The latest orbit solution gives a point of origin of the comet close to coordinates R.A. 18h 39m 14s, Dec. +33°58′37″ (note that the change in the coordinates of the point of origin over the last two orbit solutions has been only 3 arcseconds). This is a point in Lyra (see the map, below). The nearest bright star to this point is the magnitude 6.5, B5V star HD173087, at more than 1000 light years distance, which is around 58 arcminutes southeast and thus an unlikely candidate to be the source of A/2017 U1. Although Vega is currently ≈3°.5 north of the point of origin of A/2017 U1, its proper motion is from the southwest – 201 mas East, 286 mas North – and, ≈25000 years ago would have been much closer to the point of origin. At the same time, Vega is approaching at 13 km/s, so any object expelled from a hypothetical Vegan Oort Cloud would have at least this entry velocity in our solar system.

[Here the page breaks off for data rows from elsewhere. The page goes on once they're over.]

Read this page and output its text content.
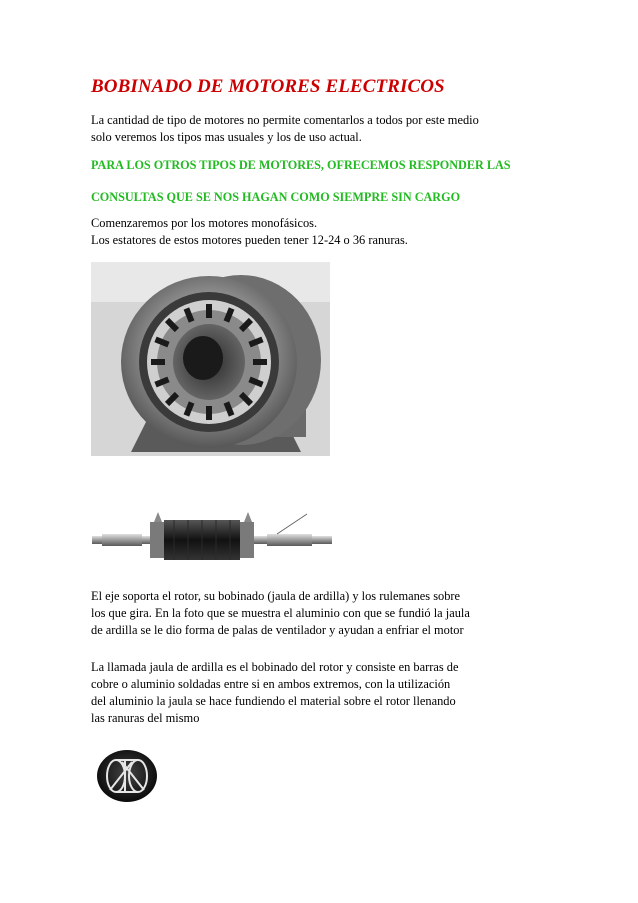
BOBINADO DE MOTORES ELECTRICOS

La cantidad de tipo de motores no permite comentarlos a todos por este medio
solo veremos los tipos mas usuales y los de uso actual.

PARA LOS OTROS TIPOS DE MOTORES, OFRECEMOS RESPONDER LAS

CONSULTAS QUE SE NOS HAGAN COMO SIEMPRE SIN CARGO

Comenzaremos por los motores monofásicos.
Los estatores de estos motores pueden tener 12-24 o 36 ranuras.

El eje soporta el rotor, su bobinado (jaula de ardilla) y los rulemanes sobre
los que gira. En la foto que se muestra el aluminio con que se fundió la jaula
de ardilla se le dio forma de palas de ventilador y ayudan a enfriar el motor

La llamada jaula de ardilla es el bobinado del rotor y consiste en barras de
cobre o aluminio soldadas entre si en ambos extremos, con la utilización
del aluminio la jaula se hace fundiendo el material sobre el rotor llenando
las ranuras del mismo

However, 26 km/s relative velocity equates more than half a million years journey time from the current distance of Vega and requiring expulsion from the Vegan system more than a million years in the past, when Vega would have been a considerable distance away from the point of origin. In other words, although Vega passed close to the trajectory of A/2017 U1, it was hundreds of thousands of years later and so Vega could not have been the point of origin. The best guess is A/2017 U1 is a genuine interstellar wanderer that has spent tens, hundreds, perhaps thousands of millions of years in transit from an indeterminate original source.